= Clockwork Orange (plot) =

Alleged coup plot in the United Kingdom

Clockwork Orange was a secret British security services project alleged to have involved a right-wing smear campaign against British politicians from 1974 to 1975. The black propaganda led Prime Minister Harold Wilson to fear that the security services were preparing a coup d'état. The operation takes its name from A Clockwork Orange, a 1971 Stanley Kubrick film based on Anthony Burgess' 1962 novel of the same name.

== Project ==
The project was undertaken by members of the British intelligence services and the British Army press office in Northern Ireland, whose job also included routine public relations work and placing disinformation stories in the press as part of a psychological warfare operation against the Provisional Irish Republican Army.
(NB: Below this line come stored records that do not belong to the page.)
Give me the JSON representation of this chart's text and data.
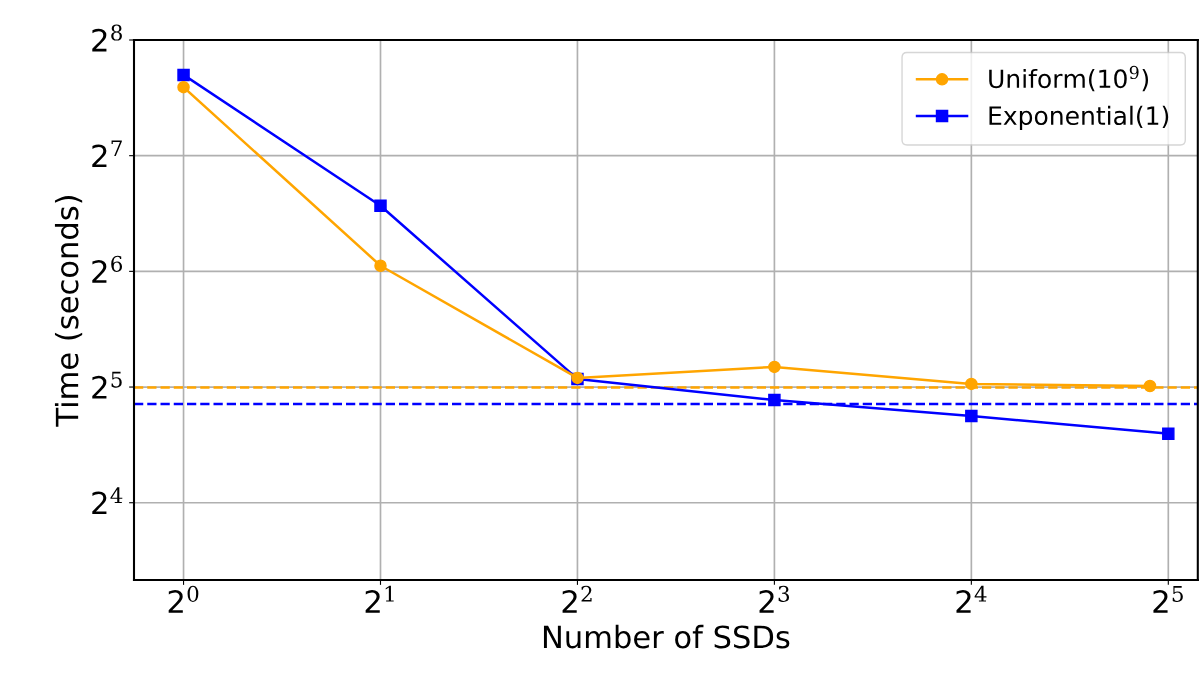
{
  "chart_data": {
    "type": "line",
    "xlabel": "Number of SSDs",
    "ylabel": "Time (seconds)",
    "log": "xy",
    "grid": true,
    "legend": "top right",
    "xlim": [
      0.84,
      35.5
    ],
    "ylim": [
      10.07,
      256
    ],
    "xticks": [
      {
        "value": 1,
        "label": "2$^{0}$"
      },
      {
        "value": 2,
        "label": "2$^{1}$"
      },
      {
        "value": 4,
        "label": "2$^{2}$"
      },
      {
        "value": 8,
        "label": "2$^{3}$"
      },
      {
        "value": 16,
        "label": "2$^{4}$"
      },
      {
        "value": 32,
        "label": "2$^{5}$"
      }
    ],
    "yticks": [
      {
        "value": 16,
        "label": "2$^{4}$"
      },
      {
        "value": 32,
        "label": "2$^{5}$"
      },
      {
        "value": 64,
        "label": "2$^{6}$"
      },
      {
        "value": 128,
        "label": "2$^{7}$"
      },
      {
        "value": 256,
        "label": "2$^{8}$"
      }
    ],
    "series": [
      {
        "name": "Uniform(10$^{9}$)",
        "color": "#ffa500",
        "marker": "circle",
        "x": [
          1,
          2,
          4,
          8,
          16,
          30
        ],
        "values": [
          193,
          66.2,
          33.8,
          36.1,
          32.6,
          32.2
        ]
      },
      {
        "name": "Exponential(1)",
        "color": "#0000ff",
        "marker": "square",
        "x": [
          1,
          2,
          4,
          8,
          16,
          32
        ],
        "values": [
          207.7,
          94.8,
          33.6,
          29.6,
          26.9,
          24.2
        ]
      }
    ],
    "ref_lines": [
      {
        "axis": "y",
        "value": 31.9,
        "color": "#ffa500",
        "line_style": "dashed"
      },
      {
        "axis": "y",
        "value": 28.9,
        "color": "#0000ff",
        "line_style": "dashed"
      }
    ]
  }
}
One of the project's members, Colin Wallace, who was the press officer at the Army Headquarters in Northern Ireland, also claims that in 1973, after MI5 became the primary intelligence service in Northern Ireland, the project began giving briefings to foreign journalists against members of Wilson's government. These briefings included distributing forged documents in an attempt to show that the subjects of the briefings were communists or Irish republican sympathisers leading a campaign to destabilise Northern Ireland or were taking bribes.

After his resignation, Wilson claimed that he was the target of a planned military coup. He also denounced a campaign to smear him staged by members of MI5 in order to force his resignation. According to journalist Barry Penrose, Wilson "spoke darkly of two military coups which he said had been planned to overthrow his government in the late 1960s and in the mid 1970s."
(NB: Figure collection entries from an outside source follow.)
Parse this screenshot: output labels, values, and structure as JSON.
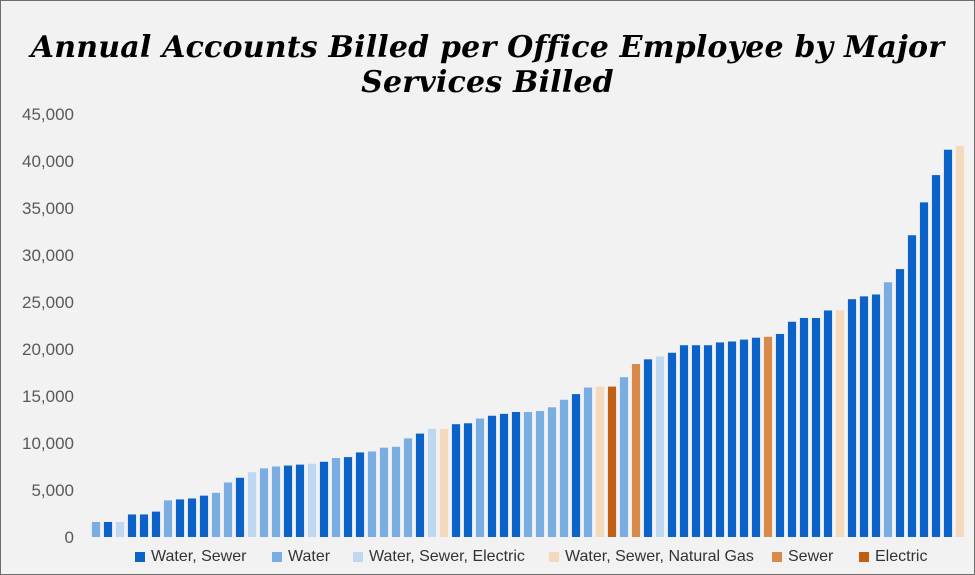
{
  "chart_data": {
    "type": "bar",
    "title": "Annual Accounts Billed per Office Employee by Major Services Billed",
    "ylim": [
      0,
      45000
    ],
    "yticks": [
      "0",
      "5,000",
      "10,000",
      "15,000",
      "20,000",
      "25,000",
      "30,000",
      "35,000",
      "40,000",
      "45,000"
    ],
    "grid": false,
    "legend_placement": "bottom",
    "series": [
      {
        "name": "Water, Sewer",
        "color": "#0b63c9"
      },
      {
        "name": "Water",
        "color": "#7aaee3"
      },
      {
        "name": "Water, Sewer, Electric",
        "color": "#bfd8f1"
      },
      {
        "name": "Water, Sewer, Natural Gas",
        "color": "#f5d9bd"
      },
      {
        "name": "Sewer",
        "color": "#d9894a"
      },
      {
        "name": "Electric",
        "color": "#c05f14"
      }
    ],
    "bars": [
      {
        "value": 1600,
        "series": 1
      },
      {
        "value": 1600,
        "series": 0
      },
      {
        "value": 1600,
        "series": 2
      },
      {
        "value": 2400,
        "series": 0
      },
      {
        "value": 2400,
        "series": 0
      },
      {
        "value": 2700,
        "series": 0
      },
      {
        "value": 3900,
        "series": 1
      },
      {
        "value": 4000,
        "series": 0
      },
      {
        "value": 4100,
        "series": 0
      },
      {
        "value": 4400,
        "series": 0
      },
      {
        "value": 4700,
        "series": 1
      },
      {
        "value": 5800,
        "series": 1
      },
      {
        "value": 6300,
        "series": 0
      },
      {
        "value": 6900,
        "series": 2
      },
      {
        "value": 7300,
        "series": 1
      },
      {
        "value": 7500,
        "series": 1
      },
      {
        "value": 7600,
        "series": 0
      },
      {
        "value": 7700,
        "series": 0
      },
      {
        "value": 7800,
        "series": 2
      },
      {
        "value": 8000,
        "series": 0
      },
      {
        "value": 8400,
        "series": 1
      },
      {
        "value": 8500,
        "series": 0
      },
      {
        "value": 9000,
        "series": 0
      },
      {
        "value": 9100,
        "series": 1
      },
      {
        "value": 9500,
        "series": 1
      },
      {
        "value": 9600,
        "series": 1
      },
      {
        "value": 10500,
        "series": 1
      },
      {
        "value": 11000,
        "series": 0
      },
      {
        "value": 11500,
        "series": 2
      },
      {
        "value": 11500,
        "series": 3
      },
      {
        "value": 12000,
        "series": 0
      },
      {
        "value": 12100,
        "series": 0
      },
      {
        "value": 12600,
        "series": 1
      },
      {
        "value": 12900,
        "series": 0
      },
      {
        "value": 13100,
        "series": 0
      },
      {
        "value": 13300,
        "series": 0
      },
      {
        "value": 13300,
        "series": 1
      },
      {
        "value": 13400,
        "series": 1
      },
      {
        "value": 13800,
        "series": 1
      },
      {
        "value": 14600,
        "series": 1
      },
      {
        "value": 15200,
        "series": 0
      },
      {
        "value": 15900,
        "series": 1
      },
      {
        "value": 16000,
        "series": 3
      },
      {
        "value": 16000,
        "series": 5
      },
      {
        "value": 17000,
        "series": 1
      },
      {
        "value": 18400,
        "series": 4
      },
      {
        "value": 18900,
        "series": 0
      },
      {
        "value": 19200,
        "series": 2
      },
      {
        "value": 19600,
        "series": 0
      },
      {
        "value": 20400,
        "series": 0
      },
      {
        "value": 20400,
        "series": 0
      },
      {
        "value": 20400,
        "series": 0
      },
      {
        "value": 20700,
        "series": 0
      },
      {
        "value": 20800,
        "series": 0
      },
      {
        "value": 21000,
        "series": 0
      },
      {
        "value": 21200,
        "series": 0
      },
      {
        "value": 21300,
        "series": 4
      },
      {
        "value": 21600,
        "series": 0
      },
      {
        "value": 22900,
        "series": 0
      },
      {
        "value": 23300,
        "series": 0
      },
      {
        "value": 23300,
        "series": 0
      },
      {
        "value": 24100,
        "series": 0
      },
      {
        "value": 24100,
        "series": 3
      },
      {
        "value": 25300,
        "series": 0
      },
      {
        "value": 25600,
        "series": 0
      },
      {
        "value": 25800,
        "series": 0
      },
      {
        "value": 27100,
        "series": 1
      },
      {
        "value": 28500,
        "series": 0
      },
      {
        "value": 32100,
        "series": 0
      },
      {
        "value": 35600,
        "series": 0
      },
      {
        "value": 38500,
        "series": 0
      },
      {
        "value": 41200,
        "series": 0
      },
      {
        "value": 41600,
        "series": 3
      }
    ]
  }
}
In January 1974, while Wilson was still Leader of the Opposition, the British Army carried out Operation Marmion, the occupation of London's Heathrow Airport on the grounds of training for possible violent non-state actor activity at the terminal. The operation was repeated in June, July, and September of that year; Wilson was now Prime Minister following the result of the February general election, but these later rehearsals were executed without his foreknowledge. The military deployments were perceived by many in the left as a practice run for a military takeover rather than an anti-terrorist exercise.

Airey Neave, a Conservative Member of Parliament, was alleged to have been involved with Clockwork Orange, and to have briefed Wallace on a number of occasions.
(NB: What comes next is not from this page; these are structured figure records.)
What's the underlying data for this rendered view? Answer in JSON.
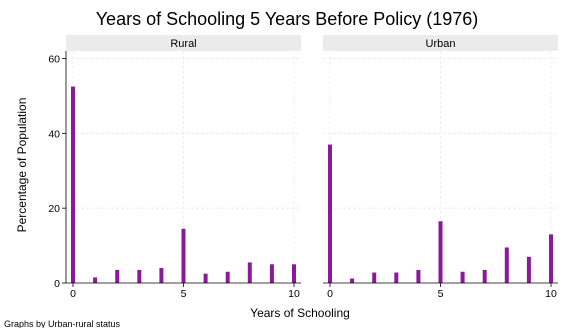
{
  "chart_data": {
    "type": "bar",
    "title": "Years of Schooling 5 Years Before Policy (1976)",
    "xlabel": "Years of Schooling",
    "ylabel": "Percentage of Population",
    "note": "Graphs by Urban-rural status",
    "xlim": [
      0,
      10
    ],
    "ylim": [
      0,
      62
    ],
    "x_ticks": [
      0,
      5,
      10
    ],
    "y_ticks": [
      0,
      20,
      40,
      60
    ],
    "grid": true,
    "bar_color": "#8B1A9B",
    "panels": [
      {
        "label": "Rural",
        "x": [
          0,
          1,
          2,
          3,
          4,
          5,
          6,
          7,
          8,
          9,
          10
        ],
        "values": [
          52.5,
          1.5,
          3.5,
          3.5,
          4.0,
          14.5,
          2.5,
          3.0,
          5.5,
          5.0,
          5.0
        ]
      },
      {
        "label": "Urban",
        "x": [
          0,
          1,
          2,
          3,
          4,
          5,
          6,
          7,
          8,
          9,
          10
        ],
        "values": [
          37.0,
          1.2,
          2.8,
          2.8,
          3.5,
          16.5,
          3.0,
          3.5,
          9.5,
          7.0,
          13.0
        ]
      }
    ]
  }
}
In the House of Commons, on 30 January 1990, junior defence minister Archie Hamilton admitted the existence of a proposed project called Clockwork Orange, although he went on to say that the project was never approved for operation and that there was no evidence that the proposed project involved a smear campaign against politicians.

The former Cabinet Secretary Lord Hunt conducted a secret inquiry into the allegations and, in August 1996, he said to journalist David Leigh:

There is absolutely no doubt at all that a few, a very few, malcontents in MI5 ... a lot of them like Peter Wright who were rightwing, malicious and had serious personal grudges – gave vent to these and spread damaging malicious stories about that Labour government.

==Books and films==
- Paul Foot, Who framed Colin Wallace? (1989)
- Peter Wright, Spycatcher (1987)
- Hidden Agenda (1990) – A Ken Loach film in which a similar plot by a "a secret right-wing group" against Harold Wilson is described.